Fully Loaded and Super Speedy Underground Vehicles

This year (August 2016 to July 2017) several MSL researchers including Joshua Marshall, Heshan Fernando, Jordan Mitchell, and Lukas Dekker are working full-time from Örebro, Sweden!  This work is part of a unique collaboration between Queen’s MSL, Örebro University‘s Centre for Applied Autonomous Sensor Systems, and Atlas Copco Rock Drill AB (Örebro, Sweden), and is jointly funded by NSERC in Canada and the Swedish Knowledge Foundation.

We are now half-way there and so far we have had some really great success.  Our achievements are in no small part due to generous and unprecedented access to Atlas Copco’s Kvarntorp underground test mine and use of their fully-equipped and automation-ready ST14 and ST18 LHD machines!  We have also made some wonderful new friends and are looking forward to many years of continued work together.

MapKey Auto-Rotating Cavity Scanner

Jordan Mitchell is leading the development of our MapKey auto-rotating cavity scanner concept, prototyping, and initial field testing, which is happening on the Örebro University campus in collaboration with AASS.

J. M. Mitchell and J. A. Marshall.  Design of a novel auto-rotating UAV platform for underground mine cavity surveying. To appear in Proceedings of the 2017 SME Annual Conference & Expo and CMA’s 119th National Western Mining Conference & Exhibition, Denver, CO, February 2017.

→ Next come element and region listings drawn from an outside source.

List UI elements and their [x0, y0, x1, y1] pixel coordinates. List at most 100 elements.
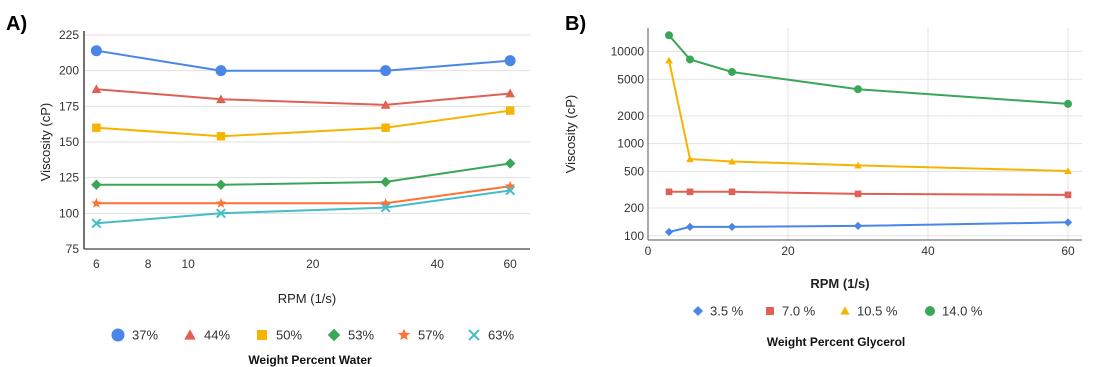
x-tick-label: 40: [431, 257, 445, 271]
y-tick-label: 175: [59, 99, 79, 113]
y-tick-label: 225: [59, 28, 79, 42]
data-point: [665, 188, 673, 196]
legend-marker: [257, 330, 267, 340]
data-point: [854, 85, 862, 94]
y-tick-label: 1000: [617, 137, 644, 151]
x-tick-label: 20: [306, 257, 320, 271]
data-point: [505, 185, 516, 196]
data-point: [686, 55, 694, 64]
data-point: [504, 180, 516, 191]
legend-marker: [766, 307, 774, 315]
legend-marker: [840, 306, 850, 315]
data-point: [92, 123, 101, 132]
y-axis-title: Viscosity (cP): [563, 95, 578, 174]
y-tick-label: 2000: [617, 109, 644, 123]
x-tick-label: 20: [781, 244, 795, 258]
data-point: [505, 88, 516, 98]
data-point: [215, 65, 227, 77]
series-line: [96, 49, 511, 72]
x-tick-label: 8: [145, 257, 152, 271]
x-tick-label: 10: [182, 257, 196, 271]
data-point: [380, 176, 391, 188]
legend-marker: [327, 328, 341, 342]
y-tick-label: 100: [624, 229, 644, 243]
legend-marker: [397, 328, 411, 341]
y-tick-label: 5000: [617, 72, 644, 86]
data-point: [91, 84, 102, 94]
y-tick-label: 125: [59, 171, 79, 185]
legend-marker: [468, 329, 480, 341]
data-point: [685, 222, 695, 231]
series-line: [96, 185, 511, 205]
legend-label: 50%: [276, 328, 302, 343]
data-point: [504, 158, 516, 169]
data-point: [215, 197, 227, 208]
data-point: [504, 55, 516, 67]
data-point: [854, 161, 862, 169]
x-axis-title: RPM (1/s): [278, 291, 337, 306]
x-axis-title: RPM (1/s): [810, 276, 869, 291]
data-point: [380, 202, 391, 213]
data-point: [728, 67, 736, 76]
data-point: [381, 123, 390, 132]
data-point: [216, 94, 226, 104]
x-tick-label: 60: [1061, 244, 1075, 258]
legend-marker: [184, 329, 196, 340]
data-point: [686, 155, 694, 163]
data-point: [91, 218, 102, 229]
data-point: [854, 190, 862, 198]
legend-label: 53%: [348, 328, 374, 343]
data-point: [90, 45, 102, 57]
data-point: [665, 31, 673, 40]
y-tick-label: 75: [66, 242, 80, 256]
data-point: [505, 106, 515, 115]
legend-label: 14.0 %: [942, 304, 983, 319]
legend-label: 63%: [488, 328, 514, 343]
panel-label-a: A): [6, 13, 27, 35]
x-tick-label: 6: [93, 257, 100, 271]
legend-label: 7.0 %: [782, 304, 816, 319]
data-point: [727, 222, 737, 231]
data-point: [380, 65, 392, 77]
legend-marker: [693, 306, 703, 316]
data-point: [1064, 191, 1072, 199]
series-line: [96, 88, 511, 106]
panel-label-b: B): [565, 13, 586, 35]
chart-b: B) 100 200 500 1000 2000 5000 10000 0 20 40 60 Visco…: [563, 13, 1082, 349]
data-point: [91, 197, 102, 208]
data-point: [665, 56, 673, 64]
legend-label: 57%: [418, 328, 444, 343]
legend-label: 3.5 %: [710, 304, 744, 319]
series-line: [96, 109, 511, 138]
data-point: [686, 188, 694, 196]
y-tick-label: 200: [59, 64, 79, 78]
y-tick-label: 10000: [611, 45, 645, 59]
data-point: [728, 188, 736, 196]
legend-title: Weight Percent Water: [248, 353, 372, 367]
series-line: [96, 189, 511, 225]
y-tick-label: 500: [624, 164, 644, 178]
x-tick-label: 0: [645, 244, 652, 258]
legend-marker: [925, 306, 935, 316]
data-point: [380, 197, 391, 208]
x-tick-label: 40: [921, 244, 935, 258]
data-point: [216, 132, 226, 141]
data-point: [853, 221, 863, 231]
x-tick-label: 60: [503, 257, 517, 271]
data-point: [1064, 99, 1072, 108]
data-point: [380, 100, 391, 109]
data-point: [1063, 218, 1073, 227]
data-point: [664, 227, 674, 237]
series-line: [96, 162, 511, 186]
y-tick-label: 150: [59, 135, 79, 149]
y-axis-title: Viscosity (cP): [38, 103, 53, 182]
legend-label: 37%: [132, 328, 158, 343]
data-point: [1064, 167, 1072, 175]
y-tick-label: 100: [59, 206, 79, 220]
chart-a: A) 75 100 125 150 175 200 225 6 8 10 20 40 60 Viscosit…: [6, 13, 530, 367]
data-point: [215, 179, 227, 191]
legend-marker: [111, 328, 125, 342]
legend-title: Weight Percent Glycerol: [767, 335, 906, 349]
legend-label: 10.5 %: [857, 304, 898, 319]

Auto-Tunable Robotic Loading

Heshan Fernando is leading the development of automatic tuning algorithms for autonomous loading of fragmented rock (see this CIM Magazine article about our ongoing work on this with Atlas Copco), which is happening in collaboration with Atlas Copco Rock Drills AB and in conjunction with field work at the Kvarntorp underground facility.  Heshan is also working Atlas Copco engineers and software developers to create a “load-assist” version of our technology to help operators that use radio-remote controlled LHDs.

ILC+FBL for Fast Autonomous Driving

Lukas Dekker is leading research on a new approach to Iterative learning-based path following for high-accuracy and high-speed autonomous driving of underground mining vehicles.  This work is being carried out using Atlas Copco ST14 and ST18 underground loaders and also at the Kvarntorp underground facility.